When she pointed out this requirement to the company’s Quality Council, O’Risky claims that her concerns were dismissed.

“It became clear that senior management’s hope was that the defective products would make their way through the marketplace without any major incidents of harm to consumers,” alleges the complaint.

By Aug. 2015, O’Risky says she had twice escalated her concerns to the Mead Johnson Integrity Concern hotline. Though this process was supposed to be anonymous, she’d been so outspoken about this issue, so everyone involved knew that it was her filing these complaints.

That’s when, according to O’Risky, she began being shut out of meetings, and getting cut out of the loop on information that was important for her to do her job.

Mead Johnson dismissed O’Risky in late 2015, claiming her layoff was a cost-cutting aspect of the company’s “Fuel for Growth” initiative.

However, O’Risky contends that she was the only laid-off employee whose computer was immediately confiscated and who was escorted out of the building.

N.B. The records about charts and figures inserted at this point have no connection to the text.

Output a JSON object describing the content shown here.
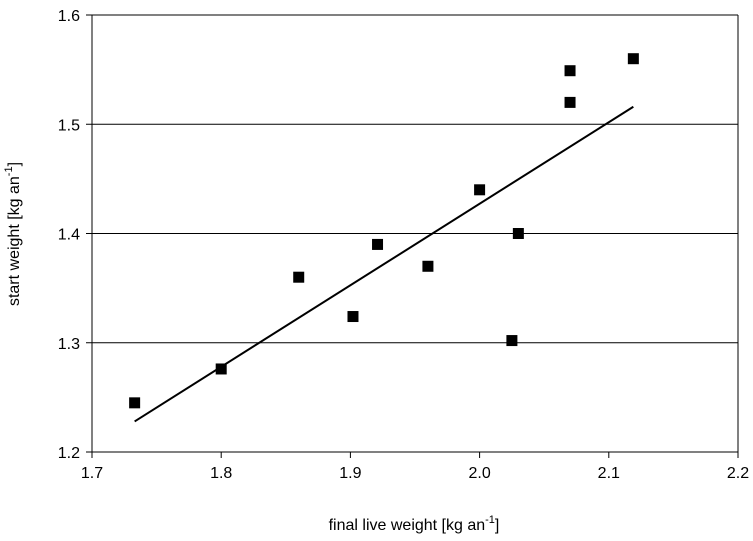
{
  "chart_data": {
    "type": "scatter",
    "xlabel": {
      "main": "final live weight [kg an",
      "sup": "-1",
      "tail": "]"
    },
    "ylabel": {
      "main": "start weight [kg an",
      "sup": "-1",
      "tail": "]"
    },
    "xlim": [
      1.7,
      2.2
    ],
    "ylim": [
      1.2,
      1.6
    ],
    "x_ticks": [
      "1.7",
      "1.8",
      "1.9",
      "2.0",
      "2.1",
      "2.2"
    ],
    "y_ticks": [
      "1.2",
      "1.3",
      "1.4",
      "1.5",
      "1.6"
    ],
    "grid": "horizontal",
    "series": [
      {
        "marker": "square",
        "color": "#000000",
        "points": [
          {
            "x": 1.733,
            "y": 1.245
          },
          {
            "x": 1.8,
            "y": 1.276
          },
          {
            "x": 1.86,
            "y": 1.36
          },
          {
            "x": 1.902,
            "y": 1.324
          },
          {
            "x": 1.921,
            "y": 1.39
          },
          {
            "x": 1.96,
            "y": 1.37
          },
          {
            "x": 2.0,
            "y": 1.44
          },
          {
            "x": 2.025,
            "y": 1.302
          },
          {
            "x": 2.03,
            "y": 1.4
          },
          {
            "x": 2.07,
            "y": 1.549
          },
          {
            "x": 2.07,
            "y": 1.52
          },
          {
            "x": 2.119,
            "y": 1.56
          }
        ]
      }
    ],
    "trendline": {
      "type": "linear",
      "from": {
        "x": 1.733,
        "y": 1.228
      },
      "to": {
        "x": 2.119,
        "y": 1.516
      }
    }
  }
}
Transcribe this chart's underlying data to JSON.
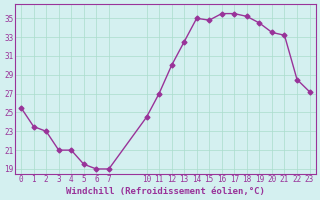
{
  "x_values": [
    0,
    1,
    2,
    3,
    4,
    5,
    6,
    7,
    10,
    11,
    12,
    13,
    14,
    15,
    16,
    17,
    18,
    19,
    20,
    21,
    22,
    23
  ],
  "y_values": [
    25.5,
    23.5,
    23.0,
    21.0,
    21.0,
    19.5,
    19.0,
    19.0,
    24.5,
    27.0,
    30.0,
    32.5,
    35.0,
    34.8,
    35.5,
    35.5,
    35.2,
    34.5,
    33.5,
    33.2,
    28.5,
    27.2
  ],
  "x_ticks": [
    0,
    1,
    2,
    3,
    4,
    5,
    6,
    7,
    10,
    11,
    12,
    13,
    14,
    15,
    16,
    17,
    18,
    19,
    20,
    21,
    22,
    23
  ],
  "y_ticks": [
    19,
    21,
    23,
    25,
    27,
    29,
    31,
    33,
    35
  ],
  "ylim": [
    18.5,
    36.5
  ],
  "xlim": [
    -0.5,
    23.5
  ],
  "line_color": "#993399",
  "marker_color": "#993399",
  "bg_color": "#d4f0f0",
  "grid_color": "#aaddcc",
  "xlabel": "Windchill (Refroidissement éolien,°C)",
  "xlabel_color": "#993399",
  "tick_color": "#993399",
  "font_family": "monospace"
}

She claims that it was only after Mead Johnson fired her that the company brought the allegedly leaky seals to the attention of the FDA.

The lawsuit alleges that Mead Johnson illegally retaliated against O’Risky for raising valid food safety concerns to her employer. The Food Safety Modernization Act explicitly outlaws employers in the food industry from taking action against whistleblowers.

Likewise, the Sarbanes-Oxley Act prohibits retaliation against whistleblowers for raising concerns about potential fraud, as does the Dodd-Frank Act.

In a statement to the Chicago Tribune about the lawsuit, a rep for Mead Johnson said, “The company’s main focus is — and has been for more than a century — the quality and safety of our products… The packaging matter cited in the suit was thoroughly reviewed by the U.S. Food and Drug Administration, and no action was required.”